Return PageRank values for each page by iteratively updating
PageRank values until convergence.
Return a dictionary where keys are page names, and values are
their estimated PageRank value (a value between 0 and 1). All
PageRank values should sum to 1.
"""
pageRank = {}
delta = 0.001
# Initialize each page rank evenly
for p in corpus:
pageRank[p] = 1 / len(corpus)
# PR(p)=(1 − damping_factor)/n + damping_factor * q∈M(p)∑PR(q)/ L(q)
"""e.g. There are 3 pages: A, B, C
{
"A.html": {"B.html", "C.html"},
"B.html": {"C.html"},
"C.html": {"A.html"}
}
PR(A) = ((1 - damping_factor ) / 3) + damping_factor * ((PR(B) / L(B)) + (PR(C) / L(C)))

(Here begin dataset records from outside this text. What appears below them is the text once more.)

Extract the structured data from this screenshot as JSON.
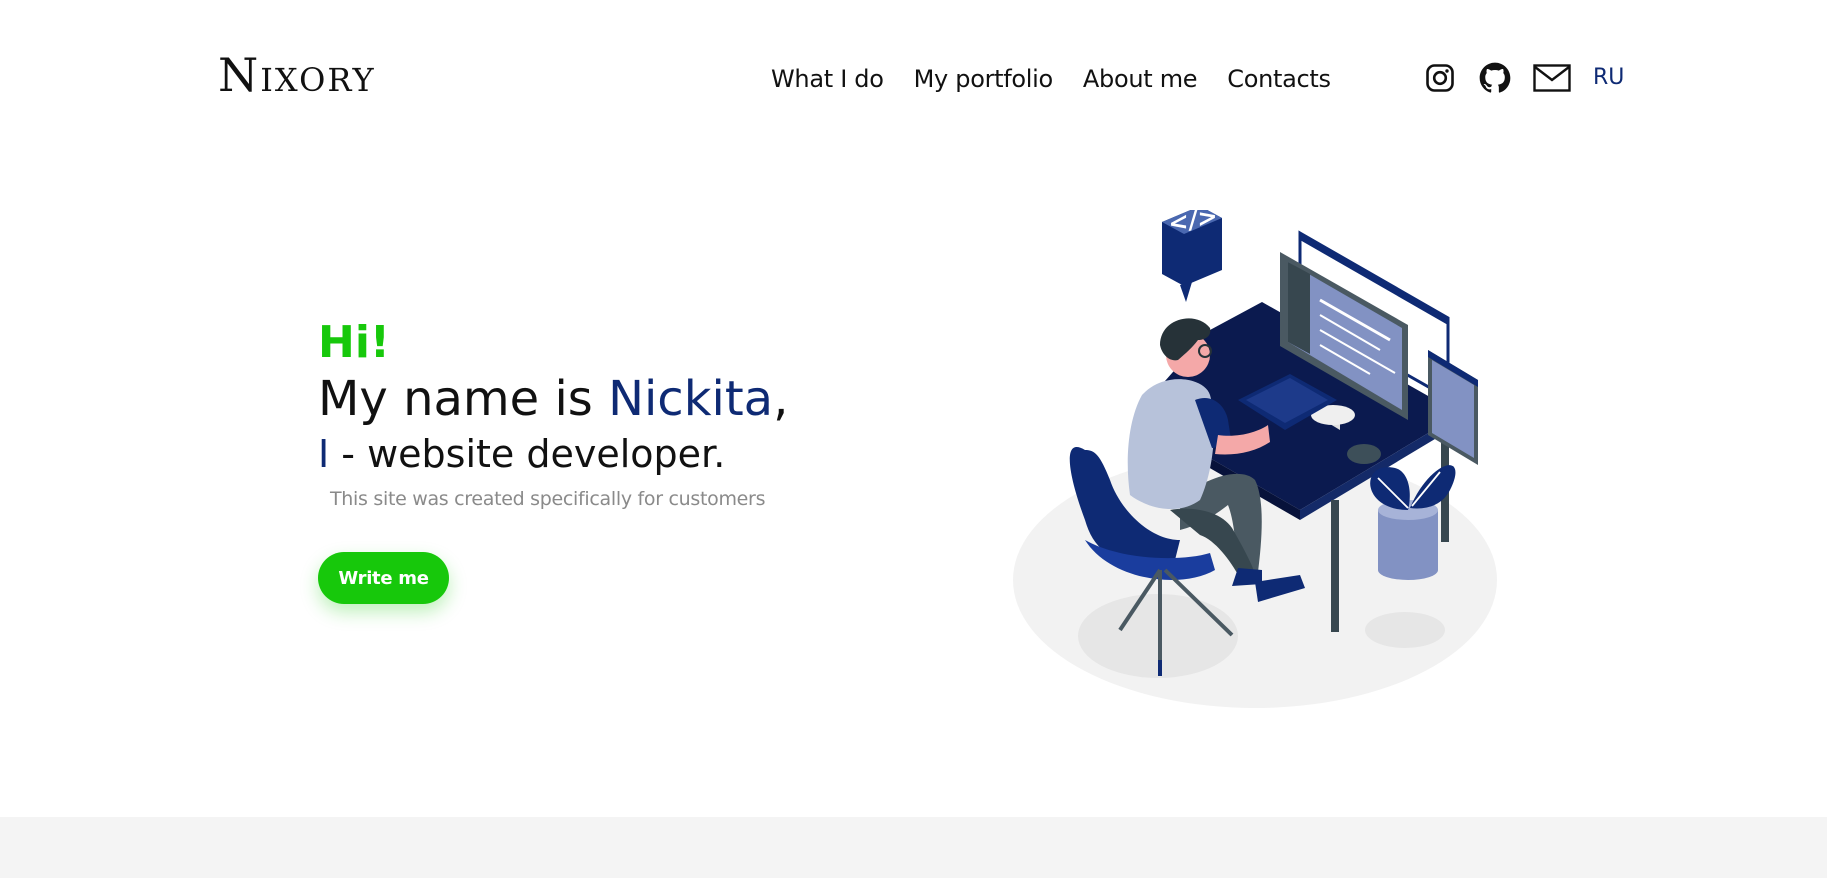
{
  "brand": {
    "logo": "Nixory"
  },
  "nav": {
    "items": [
      {
        "label": "What I do"
      },
      {
        "label": "My portfolio"
      },
      {
        "label": "About me"
      },
      {
        "label": "Contacts"
      }
    ]
  },
  "socials": {
    "icons": [
      "instagram-icon",
      "github-icon",
      "mail-icon"
    ],
    "lang": "RU"
  },
  "hero": {
    "greeting": "Hi!",
    "name_prefix": "My name is ",
    "name": "Nickita",
    "name_suffix": ",",
    "role_pronoun": "I",
    "role_text": " - website developer.",
    "subtitle": "This site was created specifically for customers",
    "cta_label": "Write me"
  },
  "colors": {
    "accent_green": "#17c80b",
    "accent_navy": "#0e2a74",
    "footer_band": "#f4f4f4"
  },
  "illustration": {
    "icon": "developer-at-desk-illustration",
    "badge": "</>"
  }
}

L(q) is the number of outgoing links from page q.
"""
while True:
newRank = {}
for p in corpus:
newRank[p] = (1 - damping_factor) / len(corpus)
for links in corpus:
# if a page has no outgoing links, pretend it has links to all pages including itself
if not corpus[links]:
newRank[p] += damping_factor * pageRank[links] / len(corpus)
# if a page links to p, add rank as the formula
else:
if p in corpus[links]:
newRank[p] += damping_factor * pageRank[links] / len(corpus[links])
# If the delta less than threshold 0.001 for all pages, we can stop the loop and return the rank
if all(abs(newRank[k] - pageRank[k]) < delta for k in newRank):
return newRank
pageRank = newRank.copy()
if __name__ == "__main__":
main()
Reflection
Although the course content involves abstract probability theory and formulas, implementing the code itself is not too difficult. The key to the assignment is carefully reading the problem statement and then translating the formulas into code step by step. Understanding the model assumptions and calculation logic is harder than programming. If the requirements are not fully understood at the start, it’s easy to go off track.